How Sue and Settle Works

“Sue and settle” is a process by which special interest lawyers use the power of the courts and complicit regulators to initiate and expedite pricey rulemakings. A lawsuit is filed against the regulatory agency and is then “settled” out of court through a mutual consent decree, forcing an expedited regulatory process that is legally binding for the agency.

Sue and Settle Findings

The Sunshine for Regulatory Decrees and Settlements Act has the ability to increase public oversight, possibly limiting lawsuits that eventually lead to expensive regulations.

A recent GAO report noted the somewhat limited nature of sue and settle lawsuits, but the findings only highlighted EPA rulemakings. Examining all recent rules with judicial deadlines reveals seven rules from the Department of Energy (DOE) and one rule from the Department of Transportation (DOT). In fact, the annual burden from DOE rules with judicial deadlines is $3 billion annually; the DOT’s lone rule would add $470 million in burdens. These are hardly trivial figures, although they are dwarfed by EPA’s total of $20.4 billion in annual costs.

In addition to the astronomical direct costs, there are also associated paperwork burdens arising from these lawsuits. The 11 rules that quantified paperwork will impose more than 5.7 million burden hours. To put this in perspective, assuming 2,000 hours a year, it would take 2,866 employees working full-time to complete the new paperwork from these sue and settle rules.

For a local perspective, the map below details how the costs of sue and settle suits would affect states. By examining which industries are impacted by the legislation, and using Census data on the geographic distribution of industry establishments, AAF is able to approximate which states would be most affected.


SCRUB would address cumulative regulatory burdens by establishing an independent commission to evaluate the effectiveness of past rules. The goal would be to reduce 15 percent of the nation’s cumulative regulatory cost burdens.

SCRUB Act Findings

Depending on the perspective, a 15 percent reduction in regulatory burdens is either a historic victory or simply a first step. Regardless, of the paperwork savings and regulatory cost reductions, the numbers are significant. Currently, the government imposes more than 9.9 billion paperwork burden hours. A 15 percent reduction in those hours would result in almost 1.5 billion hours in savings for taxpayers and American businesses. For comparison, the U.S. individual income tax generates 2.6 billion hours of paperwork. A reduction of 1.5 billion hours would reduce the nation’s paperwork burden to the lowest level since 2004.
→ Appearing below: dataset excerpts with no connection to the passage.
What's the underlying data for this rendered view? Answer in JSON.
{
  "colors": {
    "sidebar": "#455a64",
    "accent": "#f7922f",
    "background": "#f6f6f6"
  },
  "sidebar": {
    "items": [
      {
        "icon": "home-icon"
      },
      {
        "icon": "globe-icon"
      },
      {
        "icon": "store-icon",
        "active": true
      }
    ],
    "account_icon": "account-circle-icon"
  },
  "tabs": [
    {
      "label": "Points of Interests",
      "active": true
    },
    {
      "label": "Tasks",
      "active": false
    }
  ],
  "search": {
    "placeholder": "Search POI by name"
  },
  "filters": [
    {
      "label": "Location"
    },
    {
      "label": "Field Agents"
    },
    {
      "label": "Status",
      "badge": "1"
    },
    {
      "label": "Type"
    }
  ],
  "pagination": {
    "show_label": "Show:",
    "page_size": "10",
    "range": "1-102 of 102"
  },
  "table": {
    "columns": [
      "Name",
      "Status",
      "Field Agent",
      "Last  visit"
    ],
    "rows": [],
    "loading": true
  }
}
If we were to quantify the timesavings, there are two main metrics: the hourly cost of a regulatory compliance officer ($32.10) and Gross Domestic Product (GDP) per hour worked ($60.59 in 2011 dollars). Assuming the compliance officer figure, 1.5 billion hours translates to $48.1 billion in regulatory savings. That figure is larger than the GDP of Paraguay. The GDP per hour worked figure yields more than $90.8 billion in possible savings. For the purposes of this study, AAF used the lower figure of $48.1 billion in savings.

For more recent numbers, AAF has data on every regulation since 2008. The graph below displays annualized regulatory costs for final rules from 2008 to 2014.

During this period, annualized regulatory costs have average $15 billion. A 15 percent reduction in average new burdens would save Americans $2.25 billion. During a ten-year period, this amounts to $22.5 billion in savings. In total, the goal of saving 15 percent in regulatory burdens is hardly radical in the context of overall regulatory costs.


Adopting The Sunshine for Regulatory Decrees and Settlements Act and SCRUB won’t completely transform the regulatory state, but it will provide needed oversight of a regulatory system that some view as opaque. The results of possible savings from reform are crystal clear, however: $48 billion in annual burdens and 1.5 billion paperwork burden hours.